Application of miniaturized immunoassays to discovery pharmacokinetic bioanalysis

Abstract

Introduction

Pharmacokinetic properties of biotherapeutics are an important aspect of preclinical drug development. The lead identification and optimization space is characterized by aggressive timelines, large sample numbers, a variety of species and matrices, and limited reagent and sample volumes all of which represent challenges for traditional microtiter plate assays. Since the Gyrolab immunoassay platform can accommodate small sample volumes and automated assay processing, we evaluated the workstation as an alternative to the plate-based assays.

Methods

Three representative example assays — a generic anti-human IgG, a target specific and an anti-drug capture assay — were investigated in detail for accuracy and precision performance and their application to bioanalytical support for preclinical pharmacokinetic studies. Different animal matrices were tested in the assays and during study support.

Results

Gyrolab procedures could be closely modeled after regular microtiter plate assays. The small reagent volumes necessary for Gyrolab allowed studying serial bleeds of transgenic mice with only 10 μL of blood sample. During development and during study support, the Gyrolab performance was similar to what can be expected from plate-based systems with accuracy and precision within 100 ± 20% or less.

Discussion

Overall, the technology was well suited to support quantitation of biotherapeutics using small volume samples from different preclinical species. Limited operator involvement for assay processing allowed for reduced staffing and training. However, high instrument costs and a single source of reagent supplies represent risks when moving assays further into long-term applications such as clinical studies. Despite interest in the bioanalytical field, this is the first detailed investigation of bioanalytical applications of Gyrolab in pharmacokinetic studies.

Introduction

The advent of biopharmaceuticals brought a new focus on immunoassays as a core technology for bioanalytical support of pharmacokinetic (PK) and immunogenicity studies. While immunoassays have a long history, most formats are still microtiter plate-based without technological advances comparable to small molecule analysis by liquid-chromatography–mass spectrometry (LC–MS). Plate-based immunoassays, mostly enzyme-linked immunosorbent assays (ELISA), typically require long development times of up to several weeks, large reagent and sample volumes of 100–200 μL/well, and well-trained operators to achieve high accuracy and precision (David, 2005). Complete ELISA automation using robotic liquid handlers has addressed through-put in some laboratories. However, this can be cumbersome to set up, in particular if small sample volumes need to be transferred with high accuracy, and contract research organizations often have no access to robotic equipment. As bioanalytical support is increasingly out-sourced, immunoassays should be robust and well-developed in order to minimize involvement of the sponsor in technical trouble-shooting (Ray et al., 2010).

The biopharmaceutical discovery space on the other hand is characterized by aggressive timelines, large sample numbers, a variety of animal species and sample matrices, and limited available critical reagent and sample volumes. The implementation of a flexible assay design, such as “generic” anti-human antibody assays (Stubenrauch et al., 5-1-2009, Yang et al., 2008), could address a few of these challenges. Some of the advantages of LC–MS were also attempted to be transferred into biotherapeutics development but have not quite matured yet (Ezan et al., 2009, Ezan and Bitsch, 2009). In particular, limited sample volumes still represent an obstacle for immunoassays leading to increased animal numbers per study for smaller species to accommodate volume requirements. This can become an issue when studying transgenic models with limited colony sizes. Assay miniaturization as used for biomarker discovery (Ellington et al., 2010, Jokerst et al., 2009, Templin et al., 2004) has not found wide-spread application for pharmacokinetic immunoassays.

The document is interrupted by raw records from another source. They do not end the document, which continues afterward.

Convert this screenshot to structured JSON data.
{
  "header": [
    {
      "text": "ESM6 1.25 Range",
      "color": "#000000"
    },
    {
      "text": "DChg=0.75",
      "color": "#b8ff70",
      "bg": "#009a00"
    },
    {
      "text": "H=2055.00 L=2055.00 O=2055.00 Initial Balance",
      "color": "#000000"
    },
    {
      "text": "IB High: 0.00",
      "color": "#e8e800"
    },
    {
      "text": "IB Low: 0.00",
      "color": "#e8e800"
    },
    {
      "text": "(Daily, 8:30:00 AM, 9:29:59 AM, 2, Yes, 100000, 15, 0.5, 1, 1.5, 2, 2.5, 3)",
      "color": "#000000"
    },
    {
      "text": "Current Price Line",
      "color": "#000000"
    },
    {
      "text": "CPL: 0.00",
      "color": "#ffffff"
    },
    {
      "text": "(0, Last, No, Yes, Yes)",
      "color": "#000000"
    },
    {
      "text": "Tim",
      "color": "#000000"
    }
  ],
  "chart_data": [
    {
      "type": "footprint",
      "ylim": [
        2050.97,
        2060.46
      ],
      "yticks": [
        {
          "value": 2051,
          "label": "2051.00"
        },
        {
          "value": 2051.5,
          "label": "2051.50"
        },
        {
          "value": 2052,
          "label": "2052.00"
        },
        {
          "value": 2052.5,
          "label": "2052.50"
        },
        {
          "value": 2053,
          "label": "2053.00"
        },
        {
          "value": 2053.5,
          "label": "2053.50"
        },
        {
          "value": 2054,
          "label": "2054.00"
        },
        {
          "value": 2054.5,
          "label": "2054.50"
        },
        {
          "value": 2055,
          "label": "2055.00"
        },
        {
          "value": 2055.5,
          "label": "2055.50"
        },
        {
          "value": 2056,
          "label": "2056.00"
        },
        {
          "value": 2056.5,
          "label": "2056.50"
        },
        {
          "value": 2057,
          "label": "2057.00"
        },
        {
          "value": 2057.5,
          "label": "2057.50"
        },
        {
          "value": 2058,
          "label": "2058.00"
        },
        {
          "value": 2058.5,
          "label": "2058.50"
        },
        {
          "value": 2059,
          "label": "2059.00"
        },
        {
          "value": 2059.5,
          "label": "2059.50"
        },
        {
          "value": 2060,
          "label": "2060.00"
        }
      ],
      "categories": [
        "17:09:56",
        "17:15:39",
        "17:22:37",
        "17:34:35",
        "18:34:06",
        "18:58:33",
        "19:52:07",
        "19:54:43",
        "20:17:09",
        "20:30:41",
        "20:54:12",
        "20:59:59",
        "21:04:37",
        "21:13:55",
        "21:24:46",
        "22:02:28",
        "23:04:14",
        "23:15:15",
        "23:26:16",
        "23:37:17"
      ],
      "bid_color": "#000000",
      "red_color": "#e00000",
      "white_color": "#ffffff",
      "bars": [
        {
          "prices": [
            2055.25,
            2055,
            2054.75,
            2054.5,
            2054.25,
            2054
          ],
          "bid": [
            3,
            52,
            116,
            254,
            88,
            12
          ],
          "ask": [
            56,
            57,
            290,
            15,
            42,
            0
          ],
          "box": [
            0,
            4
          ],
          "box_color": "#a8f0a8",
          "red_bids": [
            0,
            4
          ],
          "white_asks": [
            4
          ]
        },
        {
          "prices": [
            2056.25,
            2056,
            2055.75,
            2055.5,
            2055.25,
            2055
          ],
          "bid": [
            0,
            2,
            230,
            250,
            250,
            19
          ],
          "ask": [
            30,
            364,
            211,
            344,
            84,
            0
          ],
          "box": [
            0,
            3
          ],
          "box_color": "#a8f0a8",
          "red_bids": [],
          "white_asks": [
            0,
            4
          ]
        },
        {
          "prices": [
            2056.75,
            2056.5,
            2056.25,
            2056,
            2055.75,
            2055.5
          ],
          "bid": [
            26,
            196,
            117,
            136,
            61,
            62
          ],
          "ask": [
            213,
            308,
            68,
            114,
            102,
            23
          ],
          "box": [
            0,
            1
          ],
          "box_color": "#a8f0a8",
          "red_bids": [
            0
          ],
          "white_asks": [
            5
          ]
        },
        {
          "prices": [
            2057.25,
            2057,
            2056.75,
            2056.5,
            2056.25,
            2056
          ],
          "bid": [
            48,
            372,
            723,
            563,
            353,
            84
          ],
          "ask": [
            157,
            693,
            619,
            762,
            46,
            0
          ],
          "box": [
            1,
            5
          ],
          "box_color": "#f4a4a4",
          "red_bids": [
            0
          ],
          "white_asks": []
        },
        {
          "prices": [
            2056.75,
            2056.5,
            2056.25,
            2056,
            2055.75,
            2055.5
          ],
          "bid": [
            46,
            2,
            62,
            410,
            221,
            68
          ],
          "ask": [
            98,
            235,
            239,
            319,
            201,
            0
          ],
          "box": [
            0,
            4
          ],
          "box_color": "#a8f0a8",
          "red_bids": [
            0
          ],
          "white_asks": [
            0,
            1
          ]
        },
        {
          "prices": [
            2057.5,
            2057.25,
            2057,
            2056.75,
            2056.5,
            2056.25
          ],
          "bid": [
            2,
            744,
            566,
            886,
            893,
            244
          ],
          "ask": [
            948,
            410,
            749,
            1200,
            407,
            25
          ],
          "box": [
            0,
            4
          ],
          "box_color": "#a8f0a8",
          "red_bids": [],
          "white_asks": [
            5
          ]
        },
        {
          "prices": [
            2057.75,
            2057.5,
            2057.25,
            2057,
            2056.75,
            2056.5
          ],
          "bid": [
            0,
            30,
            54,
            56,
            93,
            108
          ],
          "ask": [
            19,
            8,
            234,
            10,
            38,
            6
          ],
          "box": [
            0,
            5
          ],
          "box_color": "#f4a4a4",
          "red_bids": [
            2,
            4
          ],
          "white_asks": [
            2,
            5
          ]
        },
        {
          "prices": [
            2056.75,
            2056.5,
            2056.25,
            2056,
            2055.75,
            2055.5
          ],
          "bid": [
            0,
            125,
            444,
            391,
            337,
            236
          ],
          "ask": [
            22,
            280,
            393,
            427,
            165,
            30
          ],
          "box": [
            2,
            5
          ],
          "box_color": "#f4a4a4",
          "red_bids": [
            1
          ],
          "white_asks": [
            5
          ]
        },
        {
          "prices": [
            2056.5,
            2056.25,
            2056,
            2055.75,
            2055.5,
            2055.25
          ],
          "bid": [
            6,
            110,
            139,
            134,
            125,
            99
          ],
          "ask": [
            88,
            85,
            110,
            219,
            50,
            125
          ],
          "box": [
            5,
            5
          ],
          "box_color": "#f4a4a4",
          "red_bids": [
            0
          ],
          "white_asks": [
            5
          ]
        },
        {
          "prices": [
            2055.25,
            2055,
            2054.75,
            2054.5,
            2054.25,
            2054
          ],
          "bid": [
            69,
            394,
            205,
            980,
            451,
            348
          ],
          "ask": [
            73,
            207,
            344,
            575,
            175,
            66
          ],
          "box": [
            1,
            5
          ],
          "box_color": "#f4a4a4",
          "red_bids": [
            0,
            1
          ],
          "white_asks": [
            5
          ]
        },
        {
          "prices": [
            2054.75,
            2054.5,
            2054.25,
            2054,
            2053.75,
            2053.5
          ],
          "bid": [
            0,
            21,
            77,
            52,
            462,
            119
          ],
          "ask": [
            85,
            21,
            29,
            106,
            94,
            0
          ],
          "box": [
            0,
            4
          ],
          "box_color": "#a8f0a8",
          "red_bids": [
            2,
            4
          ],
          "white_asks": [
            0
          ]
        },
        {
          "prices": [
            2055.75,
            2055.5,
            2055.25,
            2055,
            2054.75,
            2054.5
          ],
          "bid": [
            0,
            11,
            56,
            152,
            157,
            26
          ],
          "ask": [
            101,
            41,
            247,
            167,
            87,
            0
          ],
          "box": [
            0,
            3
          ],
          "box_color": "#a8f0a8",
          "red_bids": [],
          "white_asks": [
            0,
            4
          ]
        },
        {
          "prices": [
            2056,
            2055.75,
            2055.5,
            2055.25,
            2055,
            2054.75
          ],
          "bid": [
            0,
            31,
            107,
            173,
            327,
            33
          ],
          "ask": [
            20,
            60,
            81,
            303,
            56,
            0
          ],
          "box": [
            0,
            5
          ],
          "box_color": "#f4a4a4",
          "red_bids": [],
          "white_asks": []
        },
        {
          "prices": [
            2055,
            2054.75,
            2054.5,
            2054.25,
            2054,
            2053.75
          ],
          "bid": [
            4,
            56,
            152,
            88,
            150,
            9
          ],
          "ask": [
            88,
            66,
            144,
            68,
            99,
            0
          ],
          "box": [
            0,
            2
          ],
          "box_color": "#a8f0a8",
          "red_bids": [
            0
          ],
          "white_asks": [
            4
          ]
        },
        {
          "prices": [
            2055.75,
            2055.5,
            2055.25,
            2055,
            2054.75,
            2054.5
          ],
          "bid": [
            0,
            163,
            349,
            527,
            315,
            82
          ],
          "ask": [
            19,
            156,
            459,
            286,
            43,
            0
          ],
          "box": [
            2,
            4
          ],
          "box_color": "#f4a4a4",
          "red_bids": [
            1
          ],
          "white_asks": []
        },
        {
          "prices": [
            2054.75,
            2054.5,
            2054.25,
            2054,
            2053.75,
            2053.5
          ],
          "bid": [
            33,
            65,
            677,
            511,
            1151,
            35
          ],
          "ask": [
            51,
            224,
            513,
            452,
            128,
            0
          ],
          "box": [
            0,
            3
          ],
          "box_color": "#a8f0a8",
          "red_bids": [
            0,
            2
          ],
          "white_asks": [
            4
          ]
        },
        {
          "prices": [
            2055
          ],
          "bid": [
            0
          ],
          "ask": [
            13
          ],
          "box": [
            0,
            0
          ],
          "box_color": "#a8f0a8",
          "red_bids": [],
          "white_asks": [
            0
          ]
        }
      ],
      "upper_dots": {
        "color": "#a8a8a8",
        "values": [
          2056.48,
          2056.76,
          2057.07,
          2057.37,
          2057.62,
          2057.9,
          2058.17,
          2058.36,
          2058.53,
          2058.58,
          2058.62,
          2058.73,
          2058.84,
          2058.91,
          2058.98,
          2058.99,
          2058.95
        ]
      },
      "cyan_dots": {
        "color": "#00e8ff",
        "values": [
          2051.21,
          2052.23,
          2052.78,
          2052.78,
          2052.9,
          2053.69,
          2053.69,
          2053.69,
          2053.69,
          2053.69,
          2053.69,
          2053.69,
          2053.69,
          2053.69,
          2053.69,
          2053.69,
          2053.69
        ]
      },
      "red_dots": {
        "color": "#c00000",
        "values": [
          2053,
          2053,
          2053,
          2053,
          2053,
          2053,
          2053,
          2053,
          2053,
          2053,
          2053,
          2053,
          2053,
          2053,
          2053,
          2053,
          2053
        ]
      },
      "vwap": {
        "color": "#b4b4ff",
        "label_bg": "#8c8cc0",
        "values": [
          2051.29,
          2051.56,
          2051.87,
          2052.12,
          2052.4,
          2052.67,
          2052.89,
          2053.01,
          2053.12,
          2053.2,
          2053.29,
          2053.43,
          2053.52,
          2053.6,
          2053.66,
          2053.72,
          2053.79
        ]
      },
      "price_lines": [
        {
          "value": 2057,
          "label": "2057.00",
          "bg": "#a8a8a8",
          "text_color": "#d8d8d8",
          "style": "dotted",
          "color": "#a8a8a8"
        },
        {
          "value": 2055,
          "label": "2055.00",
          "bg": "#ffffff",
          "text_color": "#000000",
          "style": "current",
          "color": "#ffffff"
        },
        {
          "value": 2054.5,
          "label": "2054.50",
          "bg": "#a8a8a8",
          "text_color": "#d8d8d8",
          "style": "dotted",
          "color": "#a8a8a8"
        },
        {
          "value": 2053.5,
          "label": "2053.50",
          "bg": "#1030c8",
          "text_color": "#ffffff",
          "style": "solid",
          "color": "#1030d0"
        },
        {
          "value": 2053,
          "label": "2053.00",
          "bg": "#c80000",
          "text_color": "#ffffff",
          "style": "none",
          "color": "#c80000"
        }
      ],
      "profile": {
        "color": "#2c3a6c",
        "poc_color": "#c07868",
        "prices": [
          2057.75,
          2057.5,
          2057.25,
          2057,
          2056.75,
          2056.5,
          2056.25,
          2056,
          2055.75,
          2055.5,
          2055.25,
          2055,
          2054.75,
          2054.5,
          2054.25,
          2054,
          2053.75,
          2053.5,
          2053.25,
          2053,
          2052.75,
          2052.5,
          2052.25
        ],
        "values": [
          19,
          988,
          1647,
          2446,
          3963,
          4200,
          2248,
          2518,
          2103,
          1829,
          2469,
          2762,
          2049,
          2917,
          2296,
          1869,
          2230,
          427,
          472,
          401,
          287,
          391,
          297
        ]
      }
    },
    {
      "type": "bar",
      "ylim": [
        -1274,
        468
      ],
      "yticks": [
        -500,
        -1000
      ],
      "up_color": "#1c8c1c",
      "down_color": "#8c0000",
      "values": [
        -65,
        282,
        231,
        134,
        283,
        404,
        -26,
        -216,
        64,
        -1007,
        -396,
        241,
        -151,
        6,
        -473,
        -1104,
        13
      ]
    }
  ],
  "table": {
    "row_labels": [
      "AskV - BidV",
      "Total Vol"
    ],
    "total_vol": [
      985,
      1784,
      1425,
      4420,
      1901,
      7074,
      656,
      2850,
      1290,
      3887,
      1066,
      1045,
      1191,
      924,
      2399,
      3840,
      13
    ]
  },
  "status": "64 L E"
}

The Gyrolab immunoassay platform (Gyros, Uppsala, Sweden) was developed to address several of the challenges outlined above. It requires minimal sample and reagent volumes, almost no hands-on time and 112 data points can be generated within 1 h. Details of the technology can be found in the manufacturer's web page (http://www.gyros.com). Briefly, immunoassays are carried out on a special compact disk (CD). Reagents and samples flow through nano-scale channels etched into the CD over a streptavidin-coated bead column where the immunosandwich is assembled. The detection antibody is fluorescently labeled to allow visualization by laser. The Gyrolab is completely integrated allowing fully automated immunoassays without operator oversight.

Although several applications of the platform have been published (Kange et al., 2005, Lund et al., 2010, Rivera et al., 2005, Eriksson et al., 2006) including immunogenicity and pharmacokinetic assays, (Singh et al., 2010, Yeung et al., 2008, Hamuro et al., 2009, Mora et al., 2010, van der Woude et al., 2010), detailed information regarding platform performance still is limited. We evaluated Gyrolab-based PK immunoassays of biotherapeutics in the discovery space with the objective of addressing limitations in sample volumes, staffing and turn-around times. In this manuscript we describe our experiences with Gyrolab performance using three representative assays.